There are two reasons why advertising on Tampa radio stations is more effective than advertising on TV.
The first reason is reach. In a study conducted by Nielsen, the number of consumers who are exposed to a commercial contributes profoundly to the number of sales it will create. This is discussed in depth in the free eBook, "Seven Steps For Advertising Successfully In Tampa Bay."
Among all media available to Tampa Bay business owners, radio offers the biggest reach.
The second reason why radio advertising is so powerful has been revealed in a new study Mindshare, an advertising agency that buys media for some of the most successful companies in the world including General Mills, Nestlé, Domino's, IBM, Rolex, and John Deere. The Mindshare study indicates that when a brand tells a story using audio media, it elicits a 21% higher emotional intensity than the same story told using visual media.
According to AdWeek, the Mindshare study used brain activity detected from electroencephalograms (EEGS) and galvanic skin response technology (which measures changes in sweat gland activity) to get a deeper sense of how advertising resonates with people.Adweek quotes Mindshare's Arafel Buzan as saying, “Sound and the human experience are intimately and neurologically linked. It’s the first language we learn, and from infancy is processed faster and with greater emotional prioritization than any of our other senses.”
Ms. Buzan goes on to say, "The longstanding rule in creative, that storytelling requires sight, sound, and motion, has also insisted that sight is the most important part of that equation. So while over the years marketers have made the choices to buy visual-only mediums, the industry has largely devalued the potential of sound existing on its own for storytelling.”
Many local small business owners and marketers have discovered the power of telling their stories with advertising on Tampa radio stations.
Jon Polizzi owns Electric Today, LLC has owned Electric Today, LLC with his dad and brother since 2004. The company provides residential electrical and air conditioning repairs to customers in Hillsborough, Pinellas, and Manatee counties.
In late 2017, Electric Today began advertising on Tampa Bay radio. The results have been spectacular.
"Last year," says Mr. Polizzi, "our business grew 67%. The only thing we did differently was to add radio advertising into our marketing mix. I attribute most of our growth to what we have done on the radio."
"Our first attempt at radio advertising did not work so well. We made the mistake of not buying enough commercials to be effective."
"We then started advertising on Tampa radio every week with very high repetition, and that's when we started getting results," says Mr. Polizzi. "Our return on investment (ROI) has been really good."

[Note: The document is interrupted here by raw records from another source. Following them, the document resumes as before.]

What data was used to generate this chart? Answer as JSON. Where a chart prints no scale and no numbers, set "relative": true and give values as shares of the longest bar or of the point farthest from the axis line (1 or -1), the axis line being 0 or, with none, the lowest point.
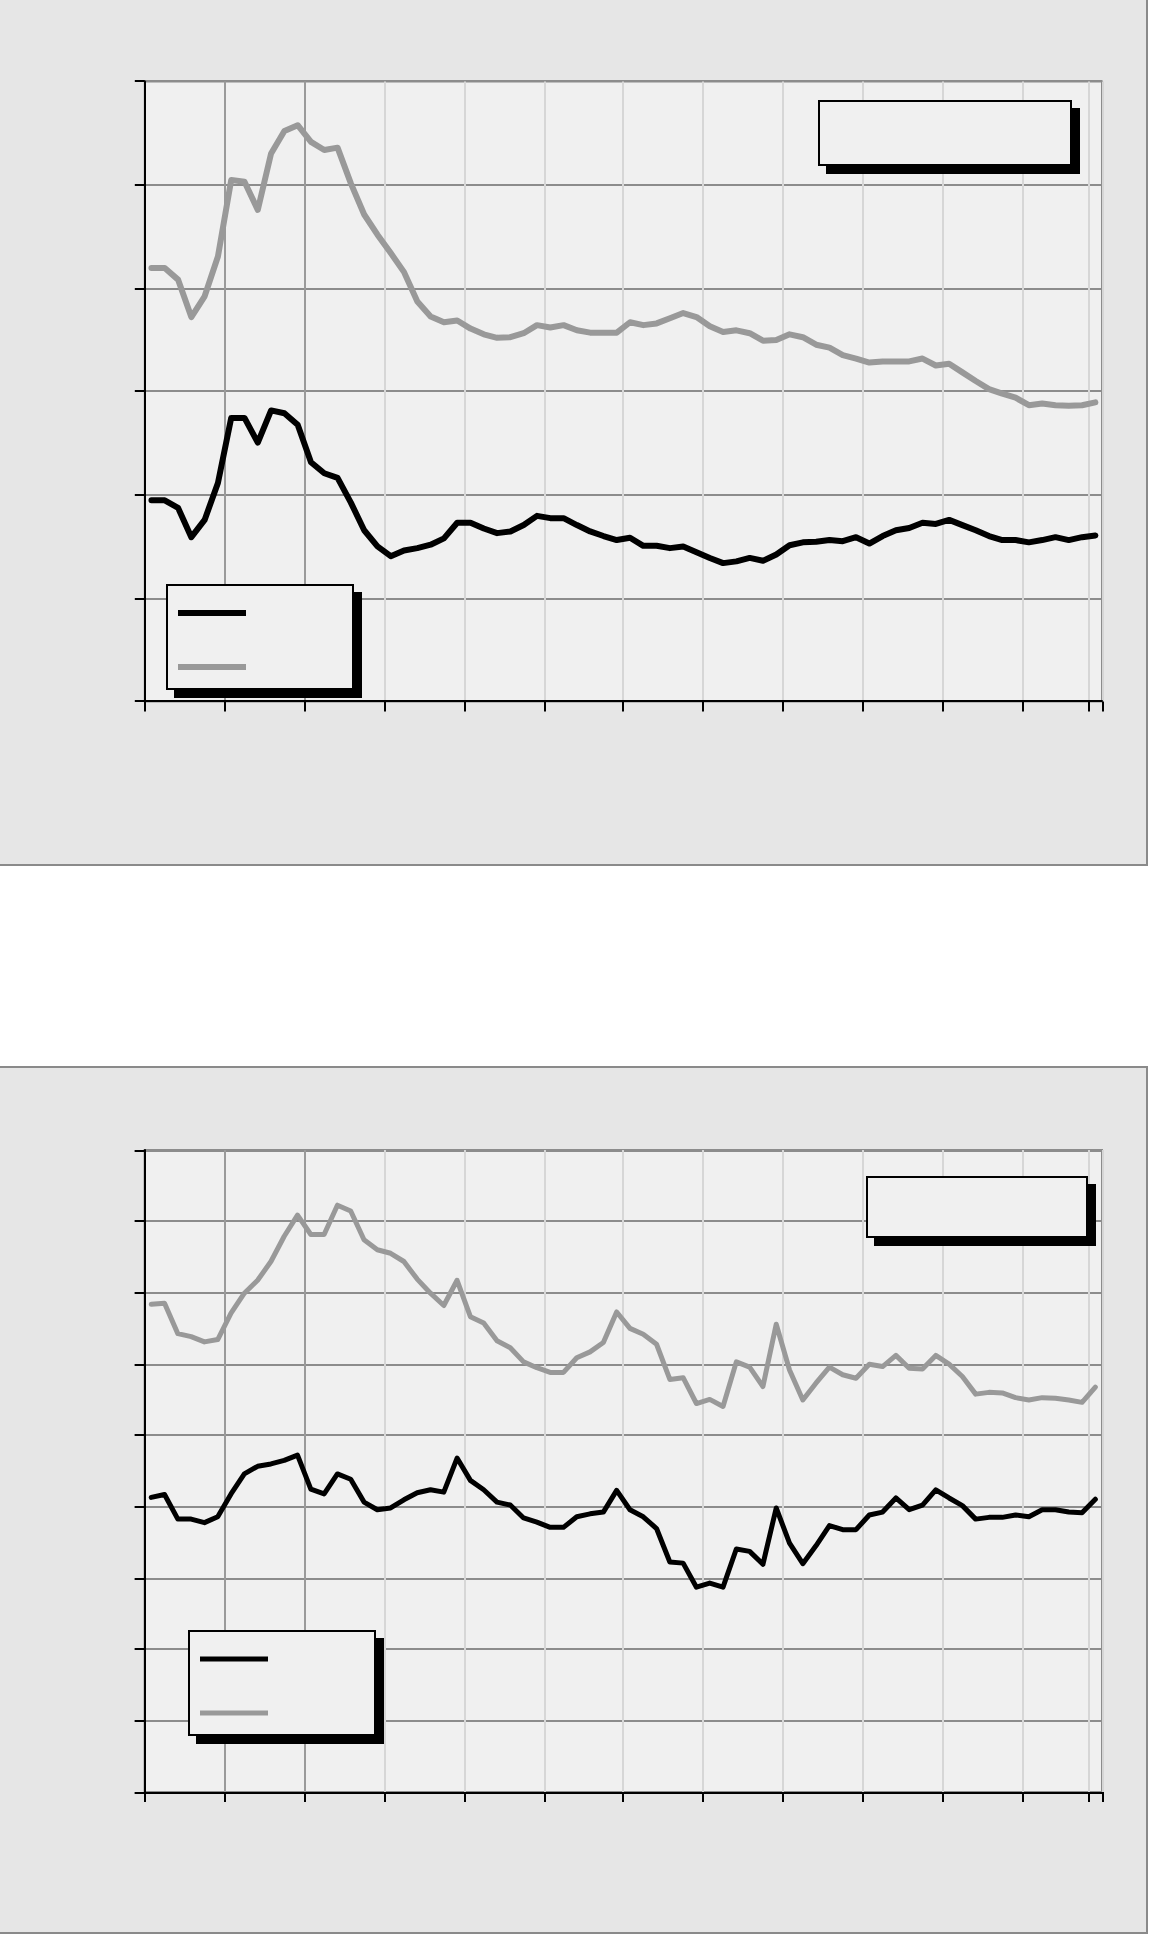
{
  "chart_data": [
    {
      "type": "line",
      "relative": true,
      "grid": true,
      "categories": [
        null,
        null,
        null,
        null,
        null,
        null,
        null,
        null,
        null,
        null,
        null,
        null,
        null,
        null,
        null,
        null,
        null,
        null,
        null,
        null,
        null,
        null,
        null,
        null,
        null,
        null,
        null,
        null,
        null,
        null,
        null,
        null,
        null,
        null,
        null,
        null,
        null,
        null,
        null,
        null,
        null,
        null,
        null,
        null,
        null,
        null,
        null,
        null,
        null,
        null,
        null,
        null,
        null,
        null,
        null,
        null,
        null,
        null,
        null,
        null,
        null,
        null,
        null,
        null,
        null,
        null,
        null,
        null,
        null,
        null,
        null,
        null
      ],
      "series": [
        {
          "color": "#000000",
          "values": [
            0.349,
            0.349,
            0.336,
            0.285,
            0.315,
            0.379,
            0.492,
            0.492,
            0.449,
            0.505,
            0.5,
            0.48,
            0.415,
            0.396,
            0.388,
            0.345,
            0.297,
            0.269,
            0.252,
            0.262,
            0.266,
            0.272,
            0.283,
            0.31,
            0.31,
            0.3,
            0.292,
            0.295,
            0.306,
            0.322,
            0.318,
            0.318,
            0.306,
            0.295,
            0.287,
            0.28,
            0.284,
            0.27,
            0.27,
            0.266,
            0.269,
            0.259,
            0.249,
            0.24,
            0.243,
            0.249,
            0.244,
            0.255,
            0.271,
            0.276,
            0.277,
            0.28,
            0.278,
            0.285,
            0.274,
            0.287,
            0.297,
            0.301,
            0.31,
            0.308,
            0.315,
            0.306,
            0.297,
            0.287,
            0.28,
            0.28,
            0.276,
            0.28,
            0.285,
            0.28,
            0.285,
            0.288
          ]
        },
        {
          "color": "#999999",
          "values": [
            0.752,
            0.752,
            0.732,
            0.667,
            0.703,
            0.772,
            0.905,
            0.902,
            0.853,
            0.951,
            0.99,
            1,
            0.971,
            0.957,
            0.961,
            0.899,
            0.845,
            0.81,
            0.778,
            0.745,
            0.694,
            0.668,
            0.658,
            0.661,
            0.647,
            0.637,
            0.631,
            0.632,
            0.639,
            0.653,
            0.649,
            0.653,
            0.644,
            0.64,
            0.64,
            0.64,
            0.658,
            0.653,
            0.656,
            0.665,
            0.674,
            0.667,
            0.651,
            0.641,
            0.644,
            0.639,
            0.626,
            0.627,
            0.637,
            0.632,
            0.619,
            0.614,
            0.601,
            0.595,
            0.588,
            0.59,
            0.59,
            0.59,
            0.595,
            0.583,
            0.586,
            0.571,
            0.556,
            0.542,
            0.534,
            0.527,
            0.514,
            0.517,
            0.514,
            0.513,
            0.514,
            0.519
          ]
        }
      ]
    },
    {
      "type": "line",
      "relative": true,
      "grid": true,
      "categories": [
        null,
        null,
        null,
        null,
        null,
        null,
        null,
        null,
        null,
        null,
        null,
        null,
        null,
        null,
        null,
        null,
        null,
        null,
        null,
        null,
        null,
        null,
        null,
        null,
        null,
        null,
        null,
        null,
        null,
        null,
        null,
        null,
        null,
        null,
        null,
        null,
        null,
        null,
        null,
        null,
        null,
        null,
        null,
        null,
        null,
        null,
        null,
        null,
        null,
        null,
        null,
        null,
        null,
        null,
        null,
        null,
        null,
        null,
        null,
        null,
        null,
        null,
        null,
        null,
        null,
        null,
        null,
        null,
        null,
        null,
        null,
        null
      ],
      "series": [
        {
          "color": "#000000",
          "values": [
            0.502,
            0.507,
            0.465,
            0.465,
            0.459,
            0.469,
            0.508,
            0.542,
            0.555,
            0.559,
            0.565,
            0.574,
            0.516,
            0.508,
            0.542,
            0.533,
            0.494,
            0.481,
            0.484,
            0.498,
            0.51,
            0.515,
            0.511,
            0.569,
            0.531,
            0.515,
            0.494,
            0.489,
            0.467,
            0.46,
            0.451,
            0.451,
            0.469,
            0.474,
            0.477,
            0.514,
            0.481,
            0.469,
            0.449,
            0.392,
            0.39,
            0.349,
            0.356,
            0.349,
            0.414,
            0.41,
            0.388,
            0.484,
            0.424,
            0.389,
            0.42,
            0.454,
            0.447,
            0.447,
            0.472,
            0.477,
            0.501,
            0.481,
            0.489,
            0.515,
            0.501,
            0.488,
            0.465,
            0.468,
            0.468,
            0.472,
            0.469,
            0.481,
            0.481,
            0.477,
            0.476,
            0.499
          ]
        },
        {
          "color": "#999999",
          "values": [
            0.831,
            0.833,
            0.781,
            0.776,
            0.767,
            0.771,
            0.816,
            0.85,
            0.872,
            0.904,
            0.947,
            0.983,
            0.95,
            0.95,
            1,
            0.99,
            0.941,
            0.924,
            0.918,
            0.904,
            0.874,
            0.85,
            0.829,
            0.872,
            0.81,
            0.799,
            0.769,
            0.757,
            0.733,
            0.723,
            0.715,
            0.715,
            0.74,
            0.75,
            0.766,
            0.818,
            0.79,
            0.78,
            0.763,
            0.703,
            0.706,
            0.662,
            0.669,
            0.657,
            0.733,
            0.724,
            0.691,
            0.797,
            0.719,
            0.668,
            0.697,
            0.724,
            0.711,
            0.705,
            0.729,
            0.725,
            0.744,
            0.722,
            0.721,
            0.744,
            0.729,
            0.708,
            0.678,
            0.681,
            0.68,
            0.672,
            0.668,
            0.672,
            0.671,
            0.668,
            0.664,
            0.69
          ]
        }
      ]
    }
  ]
}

Hungry Howie's Chooses Radio Advertising Over TV
Hungry Howie's is the 12th largest chain of pizza restaurants in America based on sales volume. The company has 551 locations. Seventy-one of the stores are in the Tampa Bay area.
For the past 33 years, advertising on Tampa radio has helped Hungry Howie's grow from just 20 locations in the Tampa Bay area to 210 throughout the state.
"Our Florida locations outsell all of the other stores across the country," says Barry Devine, founder of Devine Advertising, a St. Petersburg based small business that has been responsible for Hungry Howie's marketing since 1986.
"The only thing we do differently here in Florida," says Mr. Devine, "is we use lots of radio advertising. Far more than the Hungry Howie's locations in other states."
"Look, we've tried TV and cable advertising, but it was too expensive to generate the frequency we need," says Mr. Devine, "and nobody really reads the newspaper anymore. And we don't use streaming media like Pandora or Spotify because they just don't have the hometown feel like Tampa radio does. We want our customers to think of us as their local pizza joint."
"Occasionally," says Mr. Devine, "one of your store managers will tell me that we are wasting our money on radio advertising because no one listens anymore."
"When they tell me that I offer to give his store a radio campaign at no-charge to invite customers in for a free large pizza. In 33 years, no one has ever taken me up on that offer because, they know, the results would be overwhelming because radio advertising does work."